Trust Lexis, But Verify the Information

 

         To someone like your faithful servant, who received an engineering education in the 1950s, modern technology is an unending intellectual feast. The idea of getting whatever information one needs instantly, just by clicking a mouse or pressing a key never ceases to amaze us. It’s science fiction come true. And few things in that regard are as high on our hit parade than Lexis. No, we have nothing against Westlaw; it’s just that we got started on Lexis and have grown accustomed to it.

          Back in the old days, doing legal research meant burying oneself in a law library for hours on end in the hope of finding that right authority or quote. Now, it happens in minutes, if not seconds. Wow! And one of the things that we have come to love is Lexis’ practice of providing a concise case summary at the beginning of each case, so we can tell at a glance what the putatively relevant research result is about, and how likely it is to serve its function of providing information the researcher seeks.

          But alas, as Zsa Zsa Gabor put it, “nobody’s purrfect, dollink,” and we have just discovered that those case summaries can be something less than accurate. Case in point, the landmark California case of Klopping v. City of Whittier, 8 Cal.3d 39, 500 P.2d 1345 (1972). The Klopping case was a precedent-setting legal blockbuster. It established two new substantive rules: first, that when a government entity announces its intention to condemn particular properties or areas, and as a result, tenants occupying those properties leave, maintenance of the targeted areas declines, and the value of the targeted properties plummets (a.k.a. precondemnation blight), the condemnor cannot just use the depressed “fair market value” as the measure of compensation, when it eventually gets around to the taking. Instead, the owners are entitled to the fair market value as it would have been without the condemnor’s value-depressing activities. Second, Klopping also held that when the would-be condemnor delays acquisition of the targeted property for an unreasonably long time, or otherwise acts unreasonably, and this causes a serious economic harm to the owners, they need not await the eventual filing of the condemnation action, but may instead file an inverse condemnation action of their own in which they can recover just compensation for their property when the condemnor’s activities amount to a de facto taking, and damages for rents lost during the delay. On a procedural point, Klopping also held that when the subject property has been thus subjected to government-caused precondemnation blight, the owner may assert his right to be paid for the blight-induced losses by way of his answer in the condemnation case when it is finally filed. Actually, the owner must thus claim those damages this way, or lose the right to recover them in a separate action. If you are interested in the topic of precondemnation blight, we recommend that you check out our oldie but goodie, entitled Condemnation Blight: Just How Just Is Just Compensation? 48 Notre Dame Lawyer 765 (1973) (the Notre Dame Lawyer is now called the Notre Dame Law Review)

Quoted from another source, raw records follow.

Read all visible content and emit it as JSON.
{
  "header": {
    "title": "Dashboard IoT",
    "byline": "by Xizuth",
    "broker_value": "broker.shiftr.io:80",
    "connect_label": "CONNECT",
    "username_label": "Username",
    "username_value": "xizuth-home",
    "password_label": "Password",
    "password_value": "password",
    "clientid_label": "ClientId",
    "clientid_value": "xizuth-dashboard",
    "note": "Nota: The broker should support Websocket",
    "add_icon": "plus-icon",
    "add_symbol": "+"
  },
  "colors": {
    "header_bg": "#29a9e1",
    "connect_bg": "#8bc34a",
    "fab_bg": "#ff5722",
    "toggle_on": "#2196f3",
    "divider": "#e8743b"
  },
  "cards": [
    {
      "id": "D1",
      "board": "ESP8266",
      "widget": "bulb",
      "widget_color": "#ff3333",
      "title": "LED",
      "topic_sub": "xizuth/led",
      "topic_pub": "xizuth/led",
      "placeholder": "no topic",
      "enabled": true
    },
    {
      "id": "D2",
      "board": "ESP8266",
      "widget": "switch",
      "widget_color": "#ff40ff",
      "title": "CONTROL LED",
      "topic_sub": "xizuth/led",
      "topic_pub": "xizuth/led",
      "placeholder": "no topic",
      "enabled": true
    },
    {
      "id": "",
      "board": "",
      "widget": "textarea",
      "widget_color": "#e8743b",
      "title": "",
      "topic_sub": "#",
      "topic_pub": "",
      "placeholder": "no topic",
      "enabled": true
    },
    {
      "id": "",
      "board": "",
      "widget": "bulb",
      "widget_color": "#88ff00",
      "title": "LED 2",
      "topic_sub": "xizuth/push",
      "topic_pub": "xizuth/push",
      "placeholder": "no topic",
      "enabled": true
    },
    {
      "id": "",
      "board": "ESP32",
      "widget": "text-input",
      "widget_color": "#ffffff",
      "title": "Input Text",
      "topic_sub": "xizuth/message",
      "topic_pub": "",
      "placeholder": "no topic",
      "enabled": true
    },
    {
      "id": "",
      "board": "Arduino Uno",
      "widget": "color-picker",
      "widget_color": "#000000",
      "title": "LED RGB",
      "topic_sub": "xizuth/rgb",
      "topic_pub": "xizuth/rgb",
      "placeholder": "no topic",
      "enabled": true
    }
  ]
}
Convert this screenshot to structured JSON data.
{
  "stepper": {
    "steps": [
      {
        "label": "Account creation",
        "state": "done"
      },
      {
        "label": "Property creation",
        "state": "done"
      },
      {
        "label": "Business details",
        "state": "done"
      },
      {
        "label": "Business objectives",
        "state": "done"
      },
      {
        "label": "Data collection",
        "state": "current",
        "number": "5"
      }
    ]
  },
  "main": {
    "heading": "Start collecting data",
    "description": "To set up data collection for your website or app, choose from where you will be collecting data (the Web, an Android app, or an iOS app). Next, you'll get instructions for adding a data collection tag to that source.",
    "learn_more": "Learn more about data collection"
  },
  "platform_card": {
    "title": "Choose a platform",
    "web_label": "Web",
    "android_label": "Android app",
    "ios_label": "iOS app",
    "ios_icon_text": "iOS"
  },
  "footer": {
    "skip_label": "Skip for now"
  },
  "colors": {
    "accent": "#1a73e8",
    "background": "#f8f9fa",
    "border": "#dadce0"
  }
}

         In Klopping, the City of Whittier commenced condemnation proceedings to take the subject properties for a parking lot. But it ran into problems selling its bonds, so it dismissed the condemnation action but in doing so it formally resolved that it would revive the condemnation when it got its financial house in order. In the meantime, as all that went on, the affected owners’ properties became pariahs in the local market. One owner actually lost his commercial building by foreclosure when its tenants left and the rent stream dried up. The court held that these losses were recoverable, which was a major development in eminent domain law.

But guess how Lexis describes that case? Ready? Here goes:

 “OVERVIEW: Lost rent claim was barred by res judicata because it was not brought in prior eminent domain action, but other rent claims were allowed to proceed against city in inverse condemnation where property was lost by private action and not eminent domain.” 

         That statement is not untrue, but it misses the major substantive thrust of the Klopping holding. By placing emphasis on the court’s procedural afterthought as if it were the core holding, it completely misses the major, first-impression doctrinal point made by the Klopping case. We know all that well, because your faithful servant was counsel for the Klopping condemnees in the California Supreme Court.

          So the moral of this story is that modern technology may be great, but old-fashioned verification of the accuracy of the information provided by it remains the sine qua non of effective research.